Ниоткуда с любовью - Полукарова Даша. Страница 83
Полина вскинула голову. Внутри пробежал холодок, противный, зудящий. Теплым июньским вечером ей вдруг стало холодно. Она решительно встала с места, разминая затекшие ноги.
— Ну да, точно… — негромко произнесла она. Родион молча наблюдал за ней. — Точно… А как же отец? — она повернулась с приклеенной к лицу улыбкой. — Как же Катька?
— Отец… — Расков вздохнул, позволив увести себя в эту тему. — Отец переживет. Все равно в какой-то степени я у него как кость в горле. А вот Катька вырастет, наконец.

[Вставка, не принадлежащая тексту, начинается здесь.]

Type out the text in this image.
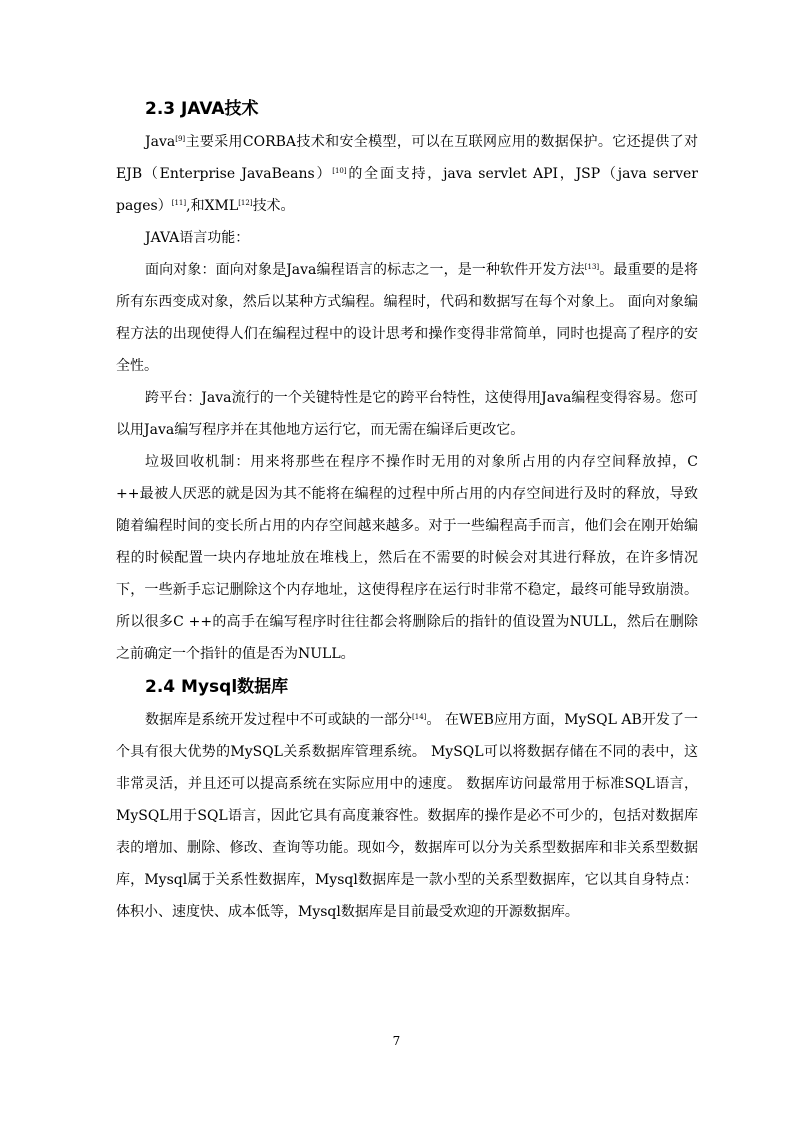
2.3 JAVA技术

Java[9]主要采用CORBA技术和安全模型，可以在互联网应用的数据保护。它还提供了对EJB（Enterprise JavaBeans）[10]的全面支持，java servlet API，JSP（java server pages）[11],和XML[12]技术。

JAVA语言功能：

面向对象：面向对象是Java编程语言的标志之一，是一种软件开发方法[13]。最重要的是将所有东西变成对象，然后以某种方式编程。编程时，代码和数据写在每个对象上。 面向对象编程方法的出现使得人们在编程过程中的设计思考和操作变得非常简单，同时也提高了程序的安全性。

跨平台：Java流行的一个关键特性是它的跨平台特性，这使得用Java编程变得容易。您可以用Java编写程序并在其他地方运行它，而无需在编译后更改它。

垃圾回收机制：用来将那些在程序不操作时无用的对象所占用的内存空间释放掉，C ++最被人厌恶的就是因为其不能将在编程的过程中所占用的内存空间进行及时的释放，导致随着编程时间的变长所占用的内存空间越来越多。对于一些编程高手而言，他们会在刚开始编程的时候配置一块内存地址放在堆栈上，然后在不需要的时候会对其进行释放，在许多情况下，一些新手忘记删除这个内存地址，这使得程序在运行时非常不稳定，最终可能导致崩溃。所以很多C ++的高手在编写程序时往往都会将删除后的指针的值设置为NULL，然后在删除之前确定一个指针的值是否为NULL。

2.4 Mysql数据库

数据库是系统开发过程中不可或缺的一部分[14]。 在WEB应用方面，MySQL AB开发了一个具有很大优势的MySQL关系数据库管理系统。 MySQL可以将数据存储在不同的表中，这非常灵活，并且还可以提高系统在实际应用中的速度。 数据库访问最常用于标准SQL语言，MySQL用于SQL语言，因此它具有高度兼容性。数据库的操作是必不可少的，包括对数据库表的增加、删除、修改、查询等功能。现如今，数据库可以分为关系型数据库和非关系型数据库，Mysql属于关系性数据库，Mysql数据库是一款小型的关系型数据库，它以其自身特点：体积小、速度快、成本低等，Mysql数据库是目前最受欢迎的开源数据库。

7
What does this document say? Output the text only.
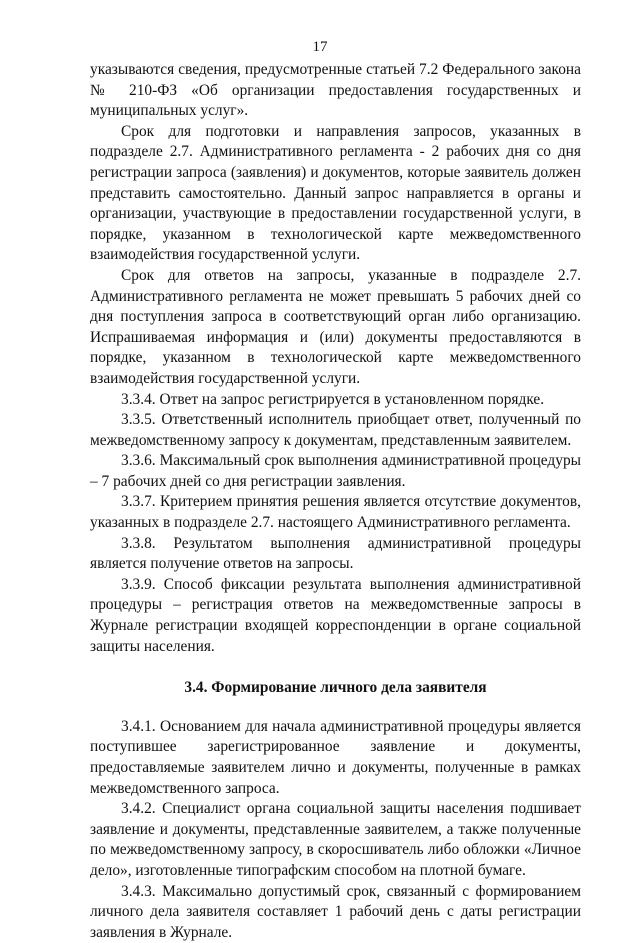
17

указываются сведения, предусмотренные статьей 7.2 Федерального закона № 210-ФЗ «Об организации предоставления государственных и муниципальных услуг».

Срок для подготовки и направления запросов, указанных в подразделе 2.7. Административного регламента - 2 рабочих дня со дня регистрации запроса (заявления) и документов, которые заявитель должен представить самостоятельно. Данный запрос направляется в органы и организации, участвующие в предоставлении государственной услуги, в порядке, указанном в технологической карте межведомственного взаимодействия государственной услуги.

Срок для ответов на запросы, указанные в подразделе 2.7. Административного регламента не может превышать 5 рабочих дней со дня поступления запроса в соответствующий орган либо организацию. Испрашиваемая информация и (или) документы предоставляются в порядке, указанном в технологической карте межведомственного взаимодействия государственной услуги.

3.3.4. Ответ на запрос регистрируется в установленном порядке.

3.3.5. Ответственный исполнитель приобщает ответ, полученный по межведомственному запросу к документам, представленным заявителем.

3.3.6. Максимальный срок выполнения административной процедуры – 7 рабочих дней со дня регистрации заявления.

3.3.7. Критерием принятия решения является отсутствие документов, указанных в подразделе 2.7. настоящего Административного регламента.

3.3.8. Результатом выполнения административной процедуры является получение ответов на запросы.

3.3.9. Способ фиксации результата выполнения административной процедуры – регистрация ответов на межведомственные запросы в Журнале регистрации входящей корреспонденции в органе социальной защиты населения.

3.4. Формирование личного дела заявителя

3.4.1. Основанием для начала административной процедуры является поступившее зарегистрированное заявление и документы, предоставляемые заявителем лично и документы, полученные в рамках межведомственного запроса.

3.4.2. Специалист органа социальной защиты населения подшивает заявление и документы, представленные заявителем, а также полученные по межведомственному запросу, в скоросшиватель либо обложки «Личное дело», изготовленные типографским способом на плотной бумаге.

3.4.3. Максимально допустимый срок, связанный с формированием личного дела заявителя составляет 1 рабочий день с даты регистрации заявления в Журнале.
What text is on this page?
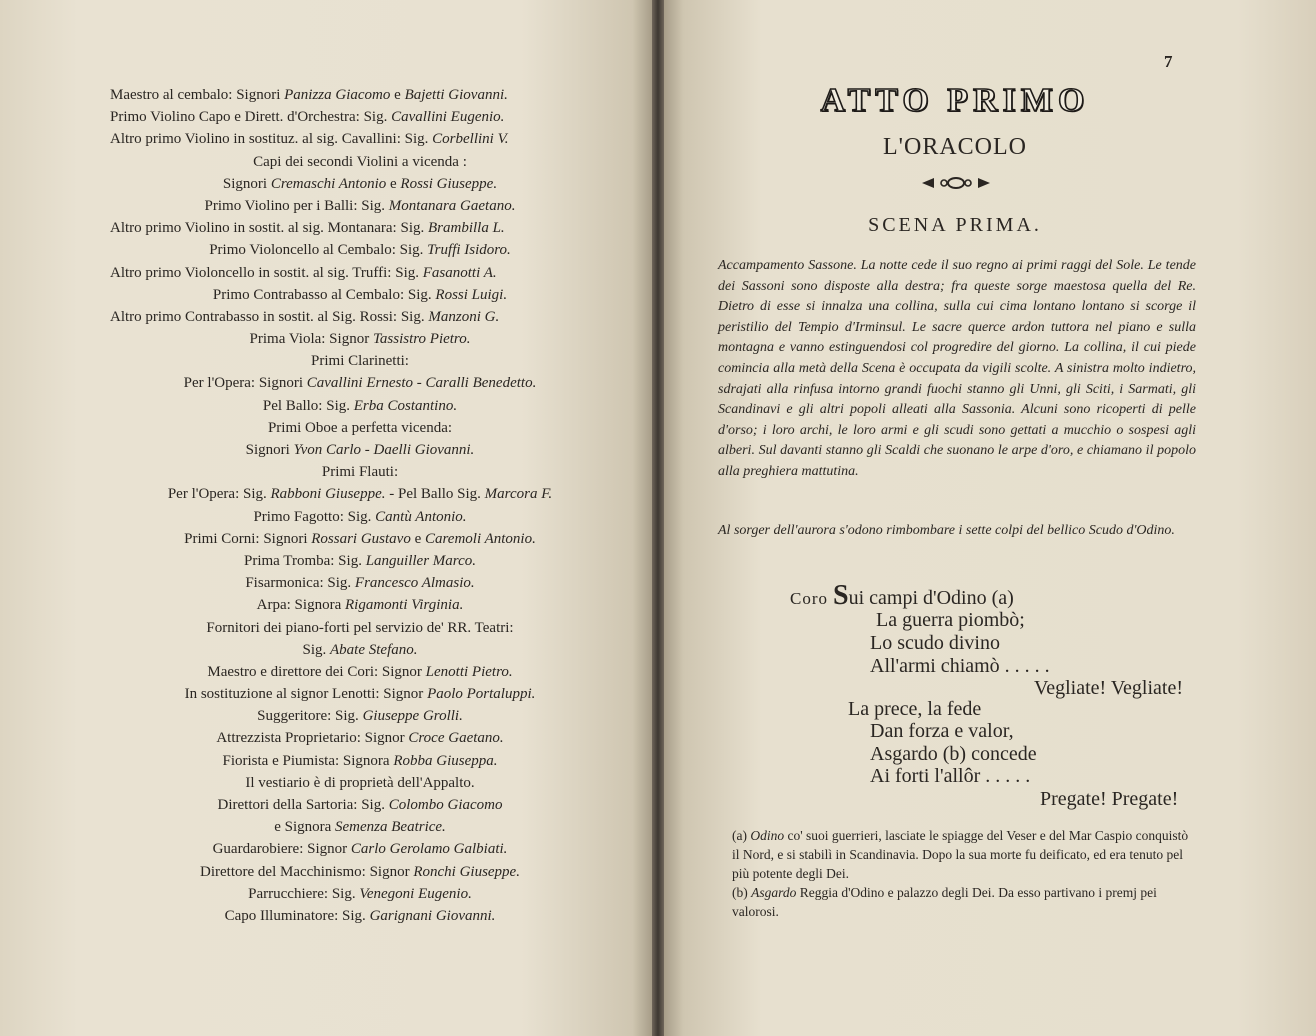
Maestro al cembalo: Signori Panizza Giacomo e Bajetti Giovanni.
Primo Violino Capo e Dirett. d'Orchestra: Sig. Cavallini Eugenio.
Altro primo Violino in sostituz. al sig. Cavallini: Sig. Corbellini V.
Capi dei secondi Violini a vicenda :
Signori Cremaschi Antonio e Rossi Giuseppe.
Primo Violino per i Balli: Sig. Montanara Gaetano.
Altro primo Violino in sostit. al sig. Montanara: Sig. Brambilla L.
Primo Violoncello al Cembalo: Sig. Truffi Isidoro.
Altro primo Violoncello in sostit. al sig. Truffi: Sig. Fasanotti A.
Primo Contrabasso al Cembalo: Sig. Rossi Luigi.
Altro primo Contrabasso in sostit. al Sig. Rossi: Sig. Manzoni G.
Prima Viola: Signor Tassistro Pietro.
Primi Clarinetti:
Per l'Opera: Signori Cavallini Ernesto - Caralli Benedetto.
Pel Ballo: Sig. Erba Costantino.
Primi Oboe a perfetta vicenda:
Signori Yvon Carlo - Daelli Giovanni.
Primi Flauti:
Per l'Opera: Sig. Rabboni Giuseppe. - Pel Ballo Sig. Marcora F.
Primo Fagotto: Sig. Cantù Antonio.
Primi Corni: Signori Rossari Gustavo e Caremoli Antonio.
Prima Tromba: Sig. Languiller Marco.
Fisarmonica: Sig. Francesco Almasio.
Arpa: Signora Rigamonti Virginia.
Fornitori dei piano-forti pel servizio de' RR. Teatri:
Sig. Abate Stefano.
Maestro e direttore dei Cori: Signor Lenotti Pietro.
In sostituzione al signor Lenotti: Signor Paolo Portaluppi.
Suggeritore: Sig. Giuseppe Grolli.
Attrezzista Proprietario: Signor Croce Gaetano.
Fiorista e Piumista: Signora Robba Giuseppa.
Il vestiario è di proprietà dell'Appalto.
Direttori della Sartoria: Sig. Colombo Giacomo
e Signora Semenza Beatrice.
Guardarobiere: Signor Carlo Gerolamo Galbiati.
Direttore del Macchinismo: Signor Ronchi Giuseppe.
Parrucchiere: Sig. Venegoni Eugenio.
Capo Illuminatore: Sig. Garignani Giovanni.
7
ATTO PRIMO
L'ORACOLO
SCENA PRIMA.
Accampamento Sassone. La notte cede il suo regno ai primi raggi del Sole. Le tende dei Sassoni sono disposte alla destra; fra queste sorge maestosa quella del Re. Dietro di esse si innalza una collina, sulla cui cima lontano lontano si scorge il peristilio del Tempio d'Irminsul. Le sacre querce ardon tuttora nel piano e sulla montagna e vanno estinguendosi col progredire del giorno. La collina, il cui piede comincia alla metà della Scena è occupata da vigili scolte. A sinistra molto indietro, sdrajati alla rinfusa intorno grandi fuochi stanno gli Unni, gli Sciti, i Sarmati, gli Scandinavi e gli altri popoli alleati alla Sassonia. Alcuni sono ricoperti di pelle d'orso; i loro archi, le loro armi e gli scudi sono gettati a mucchio o sospesi agli alberi. Sul davanti stanno gli Scaldi che suonano le arpe d'oro, e chiamano il popolo alla preghiera mattutina.
Al sorger dell'aurora s'odono rimbombare i sette colpi del bellico Scudo d'Odino.
Coro Sui campi d'Odino (a)
La guerra piombò;
Lo scudo divino
All'armi chiamò . . . . .
Vegliate! Vegliate!
La prece, la fede
Dan forza e valor,
Asgardo (b) concede
Ai forti l'allôr . . . . .
Pregate! Pregate!
(a) Odino co' suoi guerrieri, lasciate le spiagge del Veser e del Mar Caspio conquistò il Nord, e si stabilì in Scandinavia. Dopo la sua morte fu deificato, ed era tenuto pel più potente degli Dei.
(b) Asgardo Reggia d'Odino e palazzo degli Dei. Da esso partivano i premj pei valorosi.
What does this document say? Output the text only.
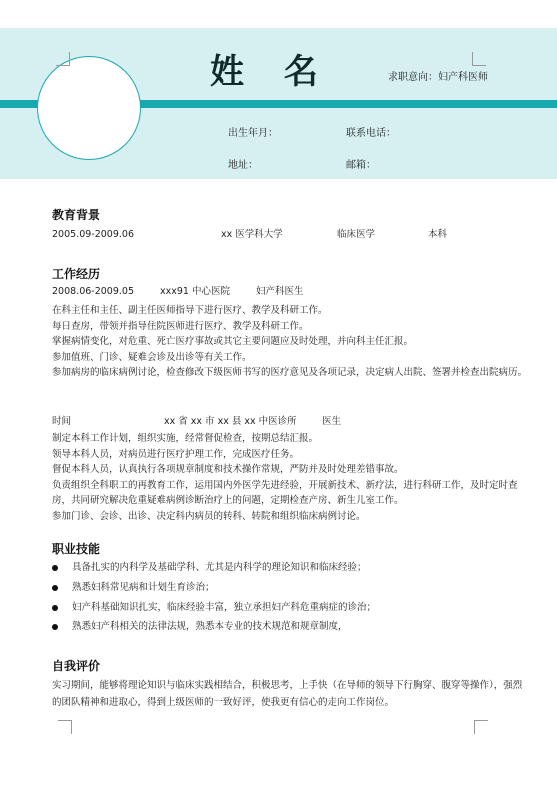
姓 名	求职意向：妇产科医师
出生年月：	联系电话：
地址：	邮箱：
教育背景
2005.09-2009.06	xx 医学科大学	临床医学	本科
工作经历
2008.06-2009.05	xxx91 中心医院	妇产科医生
在科主任和主任、副主任医师指导下进行医疗、教学及科研工作。
每日查房，带领并指导住院医师进行医疗、教学及科研工作。
掌握病情变化，对危重、死亡医疗事故或其它主要问题应及时处理，并向科主任汇报。
参加值班、门诊、疑难会诊及出诊等有关工作。
参加病房的临床病例讨论，检查修改下级医师书写的医疗意见及各项记录，决定病人出院、签署并检查出院病历。
时间	xx 省 xx 市 xx 县 xx 中医诊所	医生
制定本科工作计划，组织实施，经常督促检查，按期总结汇报。
领导本科人员，对病员进行医疗护理工作，完成医疗任务。
督促本科人员，认真执行各项规章制度和技术操作常规，严防并及时处理差错事故。
负责组织全科职工的再教育工作，运用国内外医学先进经验，开展新技术、新疗法，进行科研工作，及时定时查房，共同研究解决危重疑难病例诊断治疗上的问题，定期检查产房、新生儿室工作。
参加门诊、会诊、出诊、决定科内病员的转科、转院和组织临床病例讨论。
职业技能
具备扎实的内科学及基础学科、尤其是内科学的理论知识和临床经验；
熟悉妇科常见病和计划生育诊治；
妇产科基础知识扎实，临床经验丰富，独立承担妇产科危重病症的诊治；
熟悉妇产科相关的法律法规，熟悉本专业的技术规范和规章制度，
自我评价
实习期间，能够将理论知识与临床实践相结合，积极思考，上手快（在导师的领导下行胸穿、腹穿等操作），强烈的团队精神和进取心，得到上级医师的一致好评，使我更有信心的走向工作岗位。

— Сбежит в Бухту и будет там бултыхаться в одиночестве, — мрачно закончила Полина.
— Поль, — он покачал головой. Он хотел сказать что-то еще, но Орешина не дала ему закончить.
— А как же я? — с подчеркнутой ироничностью сказала она. — Меня ты тоже бросишь здесь? С кем же я буду ругаться? Кого буду критиковать в театре?
И непонятно было, серьезно она говорит или шутит. Впрочем, Расков и так знал, что с ней надо держать ухо востро. В такие моменты она никогда не шутила.
Полина не отводила от него взгляда. Он выглядел непривычно собранным, темные глаза смотрели с кажущимся высокомерием — на самом деле, с растерянностью.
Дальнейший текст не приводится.